In my heart of hearts, I've always wanted to be a writer. Yeah, I know I write now (been published, too), but that's academics. And although I am also a published poet, that's a lifestyle of which I never really aspired...too tortured. No, what I always wanted to be was a novelist.
Perhaps it goes back again to Twain. Although my parental units tell me that I liked to “read” at an early age, flipping through books as if soaking up the words via osmosis long before I actually knew how to read, the earliest books I actually remember reading were the children's adaptations/abridgments of classic novels...but I remember being so struck by A Connecticut Yankee in King Arthur's Court (particularly the very gruesome scene where The Boss takes on all of England's knighthood, and soon the knight's corpses are surrounding his castle, their armor brushing against electrified fences) that I begged for the real version of the book...and I became a fan of novels.
I had some early attempts at writing a novel of my own, but they were really fragmentary and had no real concept of plot or character. The early works were horror novels in the making. Now, I'm sure that if you can get away with faceless characters and little plot anywhere, the horror genre is the place to be. However, I couldn't figure out what any of these nascent books were really about (a key factor for even a very young novelist-to-be), and they were all quickly abandoned.
I did have one fairly serious push to become a novelist in me, and that hit when I was in my early years of grad school. It would've been a good one, too. The novel concerned a (with a not too subtle autobiographical slant) a young man who couldn't grow up. This failure to mature was manifest in what I thought was a pretty interesting way. See, the protagonist still had his room festooned with many of his childhood toys and other such decorations from his past. One night, they came alive and, spurred by the efforts of two curmudgeonly gargoyle figures, started an active rebellion/open war against the protagonist.
The opening chapter, when debuted to my grad school creative writing class, got positive feedback. They thought it was lively and fun. They pointed out to me that the toys had more character than the protagonist, but that was a design feature...as the “war” between them progressed and the balance of power shifted, so would the characterization. While the protagonist started out with no character and the toys with tremendous personality, everything would reverse until, when the guy won the war, he would become fairly realized, while the toys would, in defeat, become mere toys.
Everything was going both swell and swimmingly. I busted out a few more chapters. I had real ideas on how to make the novel work. I finished writing chapter four, describing the aftermath of one toy-versus-man battle in the style of Red Dawn (particularly in the style of the Cuban general's letter to his wife) (also, Wolverines!!!!) (sorry for that). I had real hope that I'd actually finish the damn thing this time, and it would be good to boot.
Then one of my colleagues from the creative writing class asked me if I had heard of this new movie Toy Story.

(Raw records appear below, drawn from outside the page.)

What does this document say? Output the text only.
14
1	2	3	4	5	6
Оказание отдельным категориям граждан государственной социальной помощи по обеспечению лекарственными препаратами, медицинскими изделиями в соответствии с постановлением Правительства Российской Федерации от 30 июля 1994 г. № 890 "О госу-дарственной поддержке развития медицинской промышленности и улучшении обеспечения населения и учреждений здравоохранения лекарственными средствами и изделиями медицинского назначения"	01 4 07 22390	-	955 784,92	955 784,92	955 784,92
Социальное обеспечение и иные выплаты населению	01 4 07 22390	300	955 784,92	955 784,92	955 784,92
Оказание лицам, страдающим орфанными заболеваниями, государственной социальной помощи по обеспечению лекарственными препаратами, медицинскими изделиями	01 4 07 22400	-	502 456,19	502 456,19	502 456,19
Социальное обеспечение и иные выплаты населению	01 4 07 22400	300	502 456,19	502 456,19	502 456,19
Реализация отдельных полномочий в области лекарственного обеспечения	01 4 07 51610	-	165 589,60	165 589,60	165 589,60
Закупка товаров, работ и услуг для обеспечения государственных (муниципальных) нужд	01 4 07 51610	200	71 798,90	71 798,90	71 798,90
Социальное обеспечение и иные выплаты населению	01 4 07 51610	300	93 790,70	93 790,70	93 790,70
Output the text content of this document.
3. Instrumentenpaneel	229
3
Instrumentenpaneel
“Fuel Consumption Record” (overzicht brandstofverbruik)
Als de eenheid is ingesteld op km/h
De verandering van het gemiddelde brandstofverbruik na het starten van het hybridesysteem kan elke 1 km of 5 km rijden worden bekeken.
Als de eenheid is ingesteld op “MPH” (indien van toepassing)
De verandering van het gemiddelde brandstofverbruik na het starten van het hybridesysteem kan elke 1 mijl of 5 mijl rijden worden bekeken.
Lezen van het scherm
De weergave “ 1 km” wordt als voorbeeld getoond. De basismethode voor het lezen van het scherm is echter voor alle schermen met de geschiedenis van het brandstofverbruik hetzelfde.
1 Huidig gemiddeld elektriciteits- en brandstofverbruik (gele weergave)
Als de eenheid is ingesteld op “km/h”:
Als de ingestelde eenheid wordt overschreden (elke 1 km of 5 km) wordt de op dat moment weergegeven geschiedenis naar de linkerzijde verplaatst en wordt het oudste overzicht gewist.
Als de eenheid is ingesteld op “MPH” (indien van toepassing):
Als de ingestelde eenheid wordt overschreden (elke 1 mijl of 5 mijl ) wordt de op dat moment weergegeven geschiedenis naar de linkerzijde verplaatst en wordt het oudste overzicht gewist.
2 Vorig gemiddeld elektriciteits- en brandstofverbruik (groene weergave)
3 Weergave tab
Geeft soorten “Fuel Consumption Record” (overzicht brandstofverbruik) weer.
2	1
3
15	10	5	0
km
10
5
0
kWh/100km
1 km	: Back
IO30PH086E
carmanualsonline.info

When they described the plot to me, my jaw dropped. Then I saw it. Granted, they were doing a very different story than I, but still, there were enough similarities between the two where everyone to whom I described my novel would ask, “have you seen Toy Story?”
So I gave up the novel. It's just as well, because even if the original Toy Story wasn't all that close in its specifics to my tale, the sequel (particularly in Jessie's flashback) came frightfully close. The rest of my academic life was also intruding, and I realized that, in between full time grad work and three different part time jobs, I just didn't have time to write anyway. And when I later found out that the movie was the product of such writers as Joss Whedon and Joel Coen, I realized that I could've never competed anyway. You see, my ego does actually know some bounds!
Flash forward to today. I've never written a complete novel to this point in my life. However, I do have yet another novel idea bouncing around my skull all summer. It would be a cool one, too, the story of an aspiring rock musician, colored with all sorts of anecdotes from my own playing experiences (and from my musician friends, who might recognize whole periods of their lives in the narrative). I could make it work. But I also have way too much academic writing left to do, and the very real timeline of this upcoming season being my last shot on the market (for at least a few years, but maybe forever) is lighting a fire under me...so this novel too goes into the ever-increasing “I don't have the time” file.
And what opens tomorrow? Toy Story 3. I guess it's time to see how much of my planned toy rebellion novel makes the screen this time.